Definition
Retrieval recall is the fraction of all truly relevant documents in a collection that the system successfully retrieves for a given query. If there are 10 relevant documents in the corpus and the system retrieves 7 of them, recall is 70%. Recall is typically measured at a cut-off point — Recall@10 (of the 10 relevant documents, how many appear in the top 10 results?) or Recall@100 (for initial candidate generation). In legal AI, high recall is critical because a missing relevant provision — an exception, an amendment, or a conflicting ruling — can fundamentally change the correct answer.
Why it matters
- Completeness of legal analysis — tax law is full of exceptions, special regimes, and conflicting provisions across jurisdictions; missing even one relevant source can lead to an incomplete or incorrect answer
- RAG answer quality ceiling — the language model can only reason over what the retrieval layer provides; if a relevant document is not retrieved, it cannot be included in the generated answer
- Risk management — in professional tax advice, failing to consider a relevant provision is a liability risk; high recall reduces the chance of overlooking critical sources
- Complementary to precision — precision measures result quality (how many returned documents are relevant); recall measures coverage (how many relevant documents were found); both are needed for effective retrieval
How it works
Recall is computed by dividing the number of relevant documents retrieved by the total number of relevant documents in the corpus:
Recall@k = (relevant documents in top k) / (total relevant documents)
Computing recall requires knowing the complete set of relevant documents for each query, which is established through human annotation of a test set. Annotators review the corpus and identify all documents relevant to each test query, creating the ground truth against which the system is measured.
Recall-precision trade-off — increasing recall (finding more relevant documents) typically requires returning more results overall, which may include more irrelevant ones (reducing precision). The retrieval pipeline manages this trade-off through its staged architecture: early stages (BM25, dense retrieval) cast a wide net for high recall, while later stages (reranking, filtering) refine for precision.
Recall at different pipeline stages — recall is often measured at each stage to identify bottlenecks. If initial candidate retrieval achieves 95% Recall@100 but reranking drops to 70% Recall@10, the reranker is the bottleneck. If initial retrieval only achieves 60% Recall@100, the fundamental retrieval strategy needs improvement.
Improving recall involves multiple strategies:
- Hybrid search (combining lexical and semantic retrieval) covers more matching strategies
- Query expansion (adding synonyms and related terms) broadens the search
- Cross-lingual retrieval (searching across language boundaries) finds sources in all three Belgian languages
- Reducing chunk size can improve recall by allowing more fine-grained matching
Common questions
Q: What is a good recall score for legal search?
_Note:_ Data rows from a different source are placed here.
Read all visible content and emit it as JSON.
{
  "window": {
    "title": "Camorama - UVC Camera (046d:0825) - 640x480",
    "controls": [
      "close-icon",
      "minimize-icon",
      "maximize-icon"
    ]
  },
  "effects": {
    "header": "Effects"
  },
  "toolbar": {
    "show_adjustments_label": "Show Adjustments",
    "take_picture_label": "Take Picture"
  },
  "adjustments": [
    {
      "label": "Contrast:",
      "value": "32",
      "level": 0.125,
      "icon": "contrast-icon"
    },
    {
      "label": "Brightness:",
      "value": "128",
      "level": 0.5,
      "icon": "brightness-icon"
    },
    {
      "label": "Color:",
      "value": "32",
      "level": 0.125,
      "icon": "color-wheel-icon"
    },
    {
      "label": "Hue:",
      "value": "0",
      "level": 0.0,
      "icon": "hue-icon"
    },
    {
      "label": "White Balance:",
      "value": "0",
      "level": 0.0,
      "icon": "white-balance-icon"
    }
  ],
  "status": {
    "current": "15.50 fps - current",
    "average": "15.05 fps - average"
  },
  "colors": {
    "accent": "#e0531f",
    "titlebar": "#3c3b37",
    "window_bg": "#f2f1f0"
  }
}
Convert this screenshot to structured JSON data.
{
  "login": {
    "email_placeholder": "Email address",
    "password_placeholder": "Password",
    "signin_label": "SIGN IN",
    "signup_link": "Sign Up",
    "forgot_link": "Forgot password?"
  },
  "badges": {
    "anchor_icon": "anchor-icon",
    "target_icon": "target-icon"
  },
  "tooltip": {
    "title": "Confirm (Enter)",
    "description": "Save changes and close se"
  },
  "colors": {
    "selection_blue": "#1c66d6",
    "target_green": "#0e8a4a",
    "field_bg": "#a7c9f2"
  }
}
A: Recall@100 above 90% is generally expected for initial candidate retrieval. Recall@10 (after reranking) above 80% is considered strong. The acceptable threshold depends on the risk profile — higher-stakes applications demand higher recall.
Q: Why is recall harder to measure than precision?
A: Measuring recall requires knowing all relevant documents in the corpus for each query, which is expensive and labour-intensive to annotate. Precision only requires judging the returned results. This is why recall evaluation relies on carefully curated test sets rather than ad hoc testing.
References
-
Manning et al. (2008), “Introduction to Information Retrieval”, Cambridge University Press.
-
Karpukhin et al. (2020), “Dense Passage Retrieval for Open-Domain Question Answering”, EMNLP.
-
Thakur et al. (2021), “BEIR: A Heterogeneous Benchmark for Zero-shot Evaluation of Information Retrieval Models”, NeurIPS.